# Hunt Flyers[sign up sheets]--SPD's



## SWAMPBUCK10PT (Apr 5, 2010)

*Hunt flyers came in today--------send me a pm if you want one ---------------sb*

*0pps! back to the drawing board [pic needs changing]*


----------



## SWAMPBUCK10PT (Apr 5, 2010)

LITTLE BETTER PIC


----------



## prairiewolf (Feb 19, 2012)

Wish I lived closer Skip, sounds like a blast. I should be getting some bands in next week and will get your special call done plus have some for the Predator Days to ship along with it.


----------



## Bigdrowdy1 (Jan 29, 2010)

Ditto on living closer Skip. Good Luck and let us know how it turns out. Those look like some heavy coyotes on your flyers.


----------



## SWAMPBUCK10PT (Apr 5, 2010)

*WISH YOU GUYS DID LIVE CLOSER-----BIG D IF I GET TO VACATION IN TEXAS THIS WINTER I'LL HAVE TO LOOK YOU UP--[PRINCETON AREA]------HERE'S A PIC OF THE RULES FOR MY HUNT--------HAVE SOME REAL NICE CUSTOM CALLS DONATED SO FAR HOPE TO GET SOME MORE --ED IS MAKING A SPECIAL CALL FOR ME FOR OUR HUNT WITH SKIP'S PREDATOR DAYS 2013 SCRIBED ON IT---AND DON SENT 6 TREE BRANCH CALLS FOR THE HUNT----ANY MORE CUSTOM CALL BUILDERS WANT TO DONATE A CALL OR 2 --PLEASE PM ME I'D APPRECIATE IT ---------SB*


----------



## hassell (Feb 9, 2010)

It will be a great time for sure, one of these days Skip.


----------



## SWAMPBUCK10PT (Apr 5, 2010)

WOULDN'T LOAD ON OTHER REPLY


----------



## Rick Howard (Feb 25, 2012)

Looks good Skip!


----------



## youngdon (Mar 10, 2010)

Yeah wish I was closer too! But it's always nice to see all the pics and hear about all the goings on.

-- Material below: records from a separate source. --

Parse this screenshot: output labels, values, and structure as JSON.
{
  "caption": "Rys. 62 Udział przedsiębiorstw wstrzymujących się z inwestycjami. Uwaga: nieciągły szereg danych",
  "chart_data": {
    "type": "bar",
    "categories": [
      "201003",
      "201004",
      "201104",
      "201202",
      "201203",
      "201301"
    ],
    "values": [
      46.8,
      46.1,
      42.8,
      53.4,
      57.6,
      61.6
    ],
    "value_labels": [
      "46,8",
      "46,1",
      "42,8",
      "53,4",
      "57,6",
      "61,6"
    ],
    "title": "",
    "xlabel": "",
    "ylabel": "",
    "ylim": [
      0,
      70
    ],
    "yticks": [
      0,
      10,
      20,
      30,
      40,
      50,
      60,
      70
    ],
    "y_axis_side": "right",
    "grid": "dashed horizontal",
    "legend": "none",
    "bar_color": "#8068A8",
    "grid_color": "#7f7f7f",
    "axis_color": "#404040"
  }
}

It's a pretty cool thing you do Skip.


----------



## SWAMPBUCK10PT (Apr 5, 2010)

HERE'S A PAIR OF YOUNG HUNTERS THAT WON CALLS LAST YEAR AND A GROUP SHOT OF THE HUNTERS


----------



## prairiewolf (Feb 19, 2012)

Man, I can hear it now, a bunch of young boys running around with predator calls!!! Music to my ears, lol


----------



## SWAMPBUCK10PT (Apr 5, 2010)

*lOOKIE-LOOKIE--------THESE ARE THE CALLS DONATED FOR OUR PREDATOR HUNT WITH MORE COMING----MORE AND MORE YOUNG HUNTERS ARE COMING THIS YEAR---CAN'T WAIT FOR THE HUNT---------SB*


----------



## prairiewolf (Feb 19, 2012)

You need some more calls ! I will see what I can do, lol


----------



## Yooperman (Dec 10, 2011)

Sweet bunch of calls

Looking forward to going again this year skip. Oh boy! getting close now.....Better get to scouting eh!


----------



## Bigdrowdy1 (Jan 29, 2010)

Skip!! Calls on the way. Had a hotter than Hell burn sale!!! LOL


----------



## SWAMPBUCK10PT (Apr 5, 2010)

*Hey Guys --- More calls showed up today---Calls from Cove Mountian Game Calls [Ut} and some from Clays Custom Predator Calls [Az] -- Thanks so much Clay James and Rick Ellis for your support of our hunt---So much appreciated----and Bigdrowdy Thanks to you also be watching the mail--------Sure Glad your coming Yoop--Wait til you see the calls up for grabs :biggrin: You Better get to Scout'en---and bring a young feller with Ya :biggrin: ------------sb*


----------